Life of Thornton Dial, Sr. Honored With Exhibit

March 31, 2016

Virginia Union University will be celebrating the life of prominent African American visual artist, Thornton Dial, Sr., who passed away on January 26, 2016. The event will be held on April 5, 2016 in the VUU Museum Galleries.

A self-taught artist who was born on September 10, 1928 in Emelle Alabama, Dial was most famous for his pieces that depicted being African American in the Black Belt of America, and a rapidly changing society during the Civil Rights era. He built his pieces with whatever he could salvage while working in the industrial suburb of Birmingham. Much of the work that he created he did not consider art until his 50s, when art collector William Arnett discovered him.

“I knew I was witnessing something great coming out of that chicken coop,” Arnett has been quoted saying upon his discovery of Dial in 1987, who fit Arnett’s mold of African American artists in the deep South whose work he wanted to preserve to incorporate into his collection, Souls Grown Deep.

After taking him under his wing, Dial’s fame rose through the 90s with pieces being displayed in the Metropolitan Museum of Art, the Whitney Museum of Art and the Smithsonian Museum of Art. With a repeating theme of tigers, a symbol for the strength and survival in the black community, strong brush strokes and texture, Dial’s work paralleled the likes of Jackson Pollack and Willem de Kooning.
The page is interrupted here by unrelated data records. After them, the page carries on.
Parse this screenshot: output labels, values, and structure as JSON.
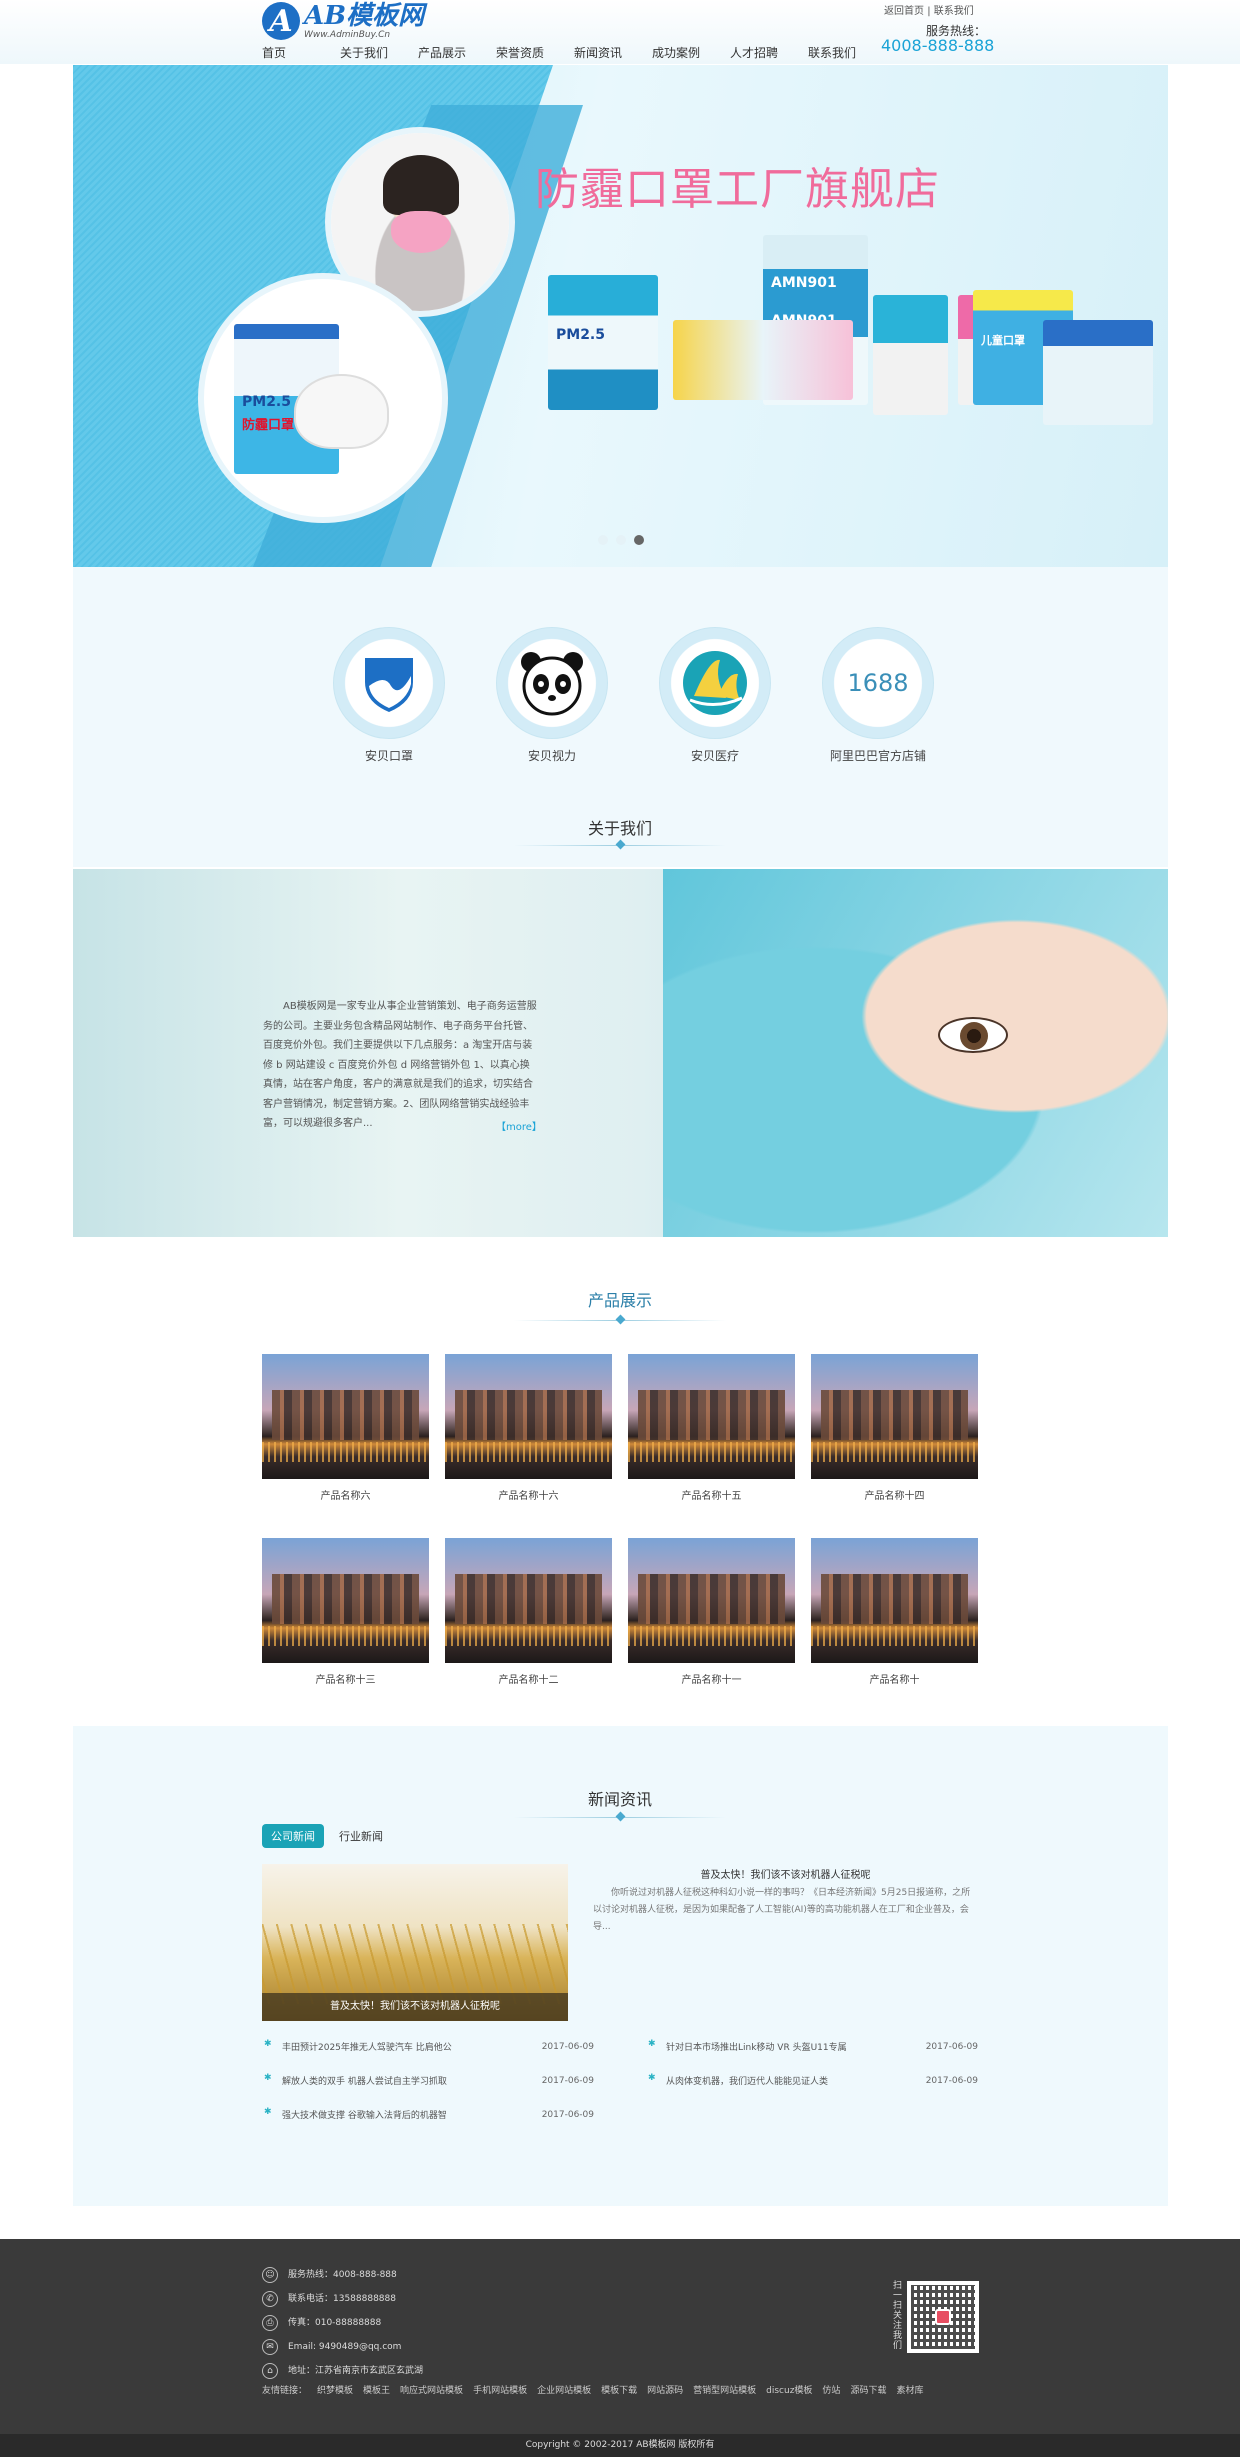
{
  "header": {
    "logo_mark": "A",
    "logo_title": "AB模板网",
    "logo_url": "Www.AdminBuy.Cn",
    "top_links": [
      "返回首页",
      "联系我们"
    ],
    "top_sep": "|",
    "hotline_label": "服务热线：",
    "hotline": "4008-888-888",
    "nav": [
      "首页",
      "关于我们",
      "产品展示",
      "荣誉资质",
      "新闻资讯",
      "成功案例",
      "人才招聘",
      "联系我们"
    ]
  },
  "banner": {
    "title": "防霾口罩工厂旗舰店",
    "pack_label_pm": "PM2.5",
    "pack_label_mask": "防霾口罩",
    "pack_label_amn": "AMN901",
    "pack_label_kids": "儿童口罩",
    "slides": 3,
    "active_slide": 2
  },
  "features": [
    {
      "label": "安贝口罩",
      "icon": "shield-icon"
    },
    {
      "label": "安贝视力",
      "icon": "panda-icon"
    },
    {
      "label": "安贝医疗",
      "icon": "sail-icon"
    },
    {
      "label": "阿里巴巴官方店铺",
      "icon": "number-badge-icon",
      "number": "1688"
    }
  ],
  "about": {
    "title": "关于我们",
    "text": "AB模板网是一家专业从事企业营销策划、电子商务运营服务的公司。主要业务包含精品网站制作、电子商务平台托管、百度竞价外包。我们主要提供以下几点服务：a 淘宝开店与装修 b 网站建设 c 百度竞价外包 d 网络营销外包 1、以真心换真情，站在客户角度，客户的满意就是我们的追求，切实结合客户营销情况，制定营销方案。2、团队网络营销实战经验丰富，可以规避很多客户...",
    "more": "【more】"
  },
  "products": {
    "title": "产品展示",
    "items": [
      "产品名称六",
      "产品名称十六",
      "产品名称十五",
      "产品名称十四",
      "产品名称十三",
      "产品名称十二",
      "产品名称十一",
      "产品名称十"
    ]
  },
  "news": {
    "title": "新闻资讯",
    "tabs": [
      "公司新闻",
      "行业新闻"
    ],
    "active_tab": 0,
    "featured_caption": "普及太快！我们该不该对机器人征税呢",
    "headline": "普及太快！我们该不该对机器人征税呢",
    "summary": "你听说过对机器人征税这种科幻小说一样的事吗？《日本经济新闻》5月25日报道称，之所以讨论对机器人征税，是因为如果配备了人工智能(AI)等的高功能机器人在工厂和企业普及，会导...",
    "items": [
      {
        "title": "丰田预计2025年推无人驾驶汽车 比肩他公",
        "date": "2017-06-09"
      },
      {
        "title": "针对日本市场推出Link移动 VR 头盔U11专属",
        "date": "2017-06-09"
      },
      {
        "title": "解放人类的双手 机器人尝试自主学习抓取",
        "date": "2017-06-09"
      },
      {
        "title": "从肉体变机器，我们迈代人能能见证人类",
        "date": "2017-06-09"
      },
      {
        "title": "强大技术做支撑 谷歌输入法背后的机器智",
        "date": "2017-06-09"
      }
    ]
  },
  "footer": {
    "info": [
      {
        "icon": "service-user-icon",
        "text": "服务热线：4008-888-888"
      },
      {
        "icon": "phone-icon",
        "text": "联系电话：13588888888"
      },
      {
        "icon": "fax-icon",
        "text": "传真：010-88888888"
      },
      {
        "icon": "mail-icon",
        "text": "Email: 9490489@qq.com"
      },
      {
        "icon": "address-icon",
        "text": "地址：江苏省南京市玄武区玄武湖"
      }
    ],
    "links_label": "友情链接：",
    "links": [
      "织梦模板",
      "模板王",
      "响应式网站模板",
      "手机网站模板",
      "企业网站模板",
      "模板下载",
      "网站源码",
      "营销型网站模板",
      "discuz模板",
      "仿站",
      "源码下载",
      "素材库"
    ],
    "qr_caption": "扫一扫关注我们",
    "copyright": "Copyright © 2002-2017 AB模板网 版权所有"
  }
}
Drawing inspiration on what he knew best, Dial’s commentary on the darkness of the Deep South and resilience of the spirit of the black community still resonates with us today.

Thanks to a generous donation by Barbara and James Sellman, Virginia Union now houses over 70 pieces of his collection on permanent display in the L. Douglas Wilder Library and are one of the most important repositories of his work in a private university.